A last piece of advice: go with your gut. If you join a critique group and you feel torn down rather than supported after each meeting, or you wonder if anyone actually read your pages, it’s probably time to let go and find a group of people who are as interested in your success as you are.

AgentSpeak: “Your Main Character? We Just Didn’t Hit It Off”

Standard

This week I’m excited to continue the “AgentSpeak” series here on Word Café. Today’s topic is another comment frequently seen on polite rejection letters from agents:

“I’m sorry not to have better news. You have a lot of talent, but I just couldn’t see myself spending an entire novel with your main character.”

Reading this from your dream agent, you experience a roller coaster ride of emotions. Exhilaration (she thinks I have talent!). Indignation (how dare she insult my character like that!). Despair (she hates my book!) And finally, confusion (what does it mean, couldn’t spend an entire novel…?). Let’s see if I can shed some light here.

SadSuperheroWhat the agent could mean is that she just didn’t connect on a personal level with your main character and story—a situation I described in my previous AgentSpeak article. But more likely, she means you have created an unlikable character. Yikes. Now what?

As with many other elements of fiction, the likability of your characters is subjective; what appeals to one reader may put off another. But, just like real-life people, some characters manage to win over an almost universal audience. (Think Katniss Everdeen, Bilbo Baggins, Indiana Jones.) How do they do it? By being witty, funny, charming, and good (but not too good)—the same qualities that draw us to people in the real world. By displaying an ingenious balance of strengths and flaws, with the strengths ultimately winning out. By being unique, while showing us traits we recognize in ourselves.

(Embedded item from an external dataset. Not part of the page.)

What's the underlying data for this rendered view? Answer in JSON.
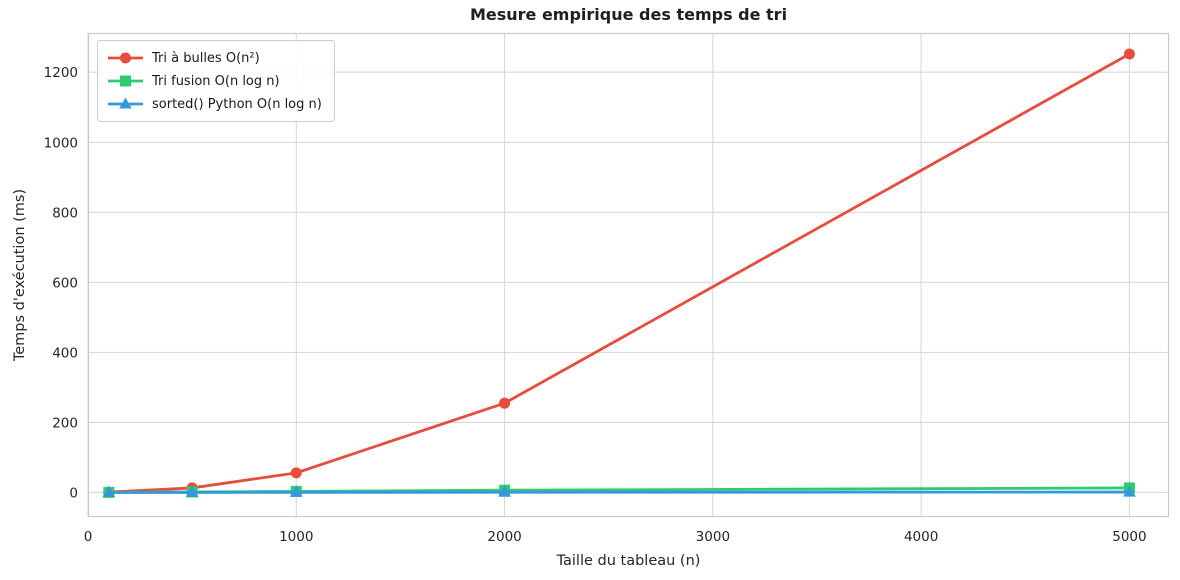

Now, the converse: what characteristics do readers—including agents—most often shy away from? Here are some of the top turn-offs:

  • Characters who are cynical, angsty, jaded, or just plain mean
  • Characters who are flat or generic
  • Characters who feel like vehicles for a message or agenda, rather than real-life people
  • Characters who show no growth or change from beginning to end of story (unless that’s the point—a tough one to pull off)

Once you’ve identified some possible reasons for the agent’s dissing your protagonist, you’re faced with a tough choice: change him, or stand your ground. Only you as the author can decide which of those actions is right for your book. There’s always a change the agent’s opinion was a fluke. What if you still believe strongly in your character? What if changing him would compromise the heart of your story? Then your best bet is to go knocking on other agents’ doors. And before you do anything drastic, get a second opinion (and a third, fourth…tenth). Did another agent make a similar observation? Is your critique group having trouble with your character(s) as well? If so, there’s a good chance the public at large will feel the same, and that spells doom for your book sales. In that case, you probably don’t need to scrap your protagonist, but it might be time for a little nip and tuck.